Présentation de l'artiste :
Oliver Salway est un artiste, designer et écrivain né à Londres. Il vit et travaille à Marseille, où il est diplômé des Beaux-Arts en 2023. Son travail a été exposé à plusieurs reprises, notamment en tant que finaliste du Prix Région Sud Design à Art-O-Rama en 2024 et à Hybrid'Art avec le Centre d'Arts Fernand Léger en 2025. Il allie un travail de récupération et de revalorisation de matériaux abandonnés dans l'environnement urbain, avec l'étude de leur histoire et une méthodologie fondée sur schémas, organigrammes et narrations fictives. Entre l'investigation et l'expérimentation, il explore comment ces matériaux minéraux, porteurs de récits passés, peuvent être transformés pour engendrer de nouvelles narrations tout en questionnant l'usage des ressources et l'impact de la mondialisation sur notre environnement.
«Le soleil se couche jusqu’à devenir presque indiscernable, irrémédiablement, tout comme la saison.

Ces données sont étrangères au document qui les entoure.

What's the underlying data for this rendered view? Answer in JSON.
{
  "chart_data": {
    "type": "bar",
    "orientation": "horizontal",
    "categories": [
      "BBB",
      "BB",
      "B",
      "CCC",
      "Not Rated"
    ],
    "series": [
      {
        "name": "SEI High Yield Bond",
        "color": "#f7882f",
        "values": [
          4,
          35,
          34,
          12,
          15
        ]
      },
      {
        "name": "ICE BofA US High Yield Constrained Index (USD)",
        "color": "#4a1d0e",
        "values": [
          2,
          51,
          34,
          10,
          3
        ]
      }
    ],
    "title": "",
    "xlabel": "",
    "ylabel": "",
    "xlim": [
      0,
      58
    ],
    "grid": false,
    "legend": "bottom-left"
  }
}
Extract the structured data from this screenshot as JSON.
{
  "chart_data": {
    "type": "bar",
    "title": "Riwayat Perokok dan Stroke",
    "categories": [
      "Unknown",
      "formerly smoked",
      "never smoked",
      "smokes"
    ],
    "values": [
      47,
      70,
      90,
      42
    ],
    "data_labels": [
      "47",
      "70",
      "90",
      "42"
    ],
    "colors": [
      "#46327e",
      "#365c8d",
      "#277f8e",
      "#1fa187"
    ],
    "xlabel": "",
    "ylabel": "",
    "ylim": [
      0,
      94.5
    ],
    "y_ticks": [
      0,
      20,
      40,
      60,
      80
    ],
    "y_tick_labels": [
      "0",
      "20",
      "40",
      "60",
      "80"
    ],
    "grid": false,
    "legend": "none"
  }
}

Une fois le soleil disparu derrière la ligne d’horizon, sa lumière, quoique de plus en plus faible, comme une image persistante sur la rétine, demeure et nous éclaire encore quelques minutes. Aucun départ, nulle séparation, ne se fait en un instant. Même si le moment du départ dure à peine une seconde, il reste encore les vagues, la lumière qu’a laissée le temps passé ensemble. Ce moment où nous percevons encore ce qui vient de nous quitter, en dépit de sa disparition, est peut-être l’expression même du nagori.»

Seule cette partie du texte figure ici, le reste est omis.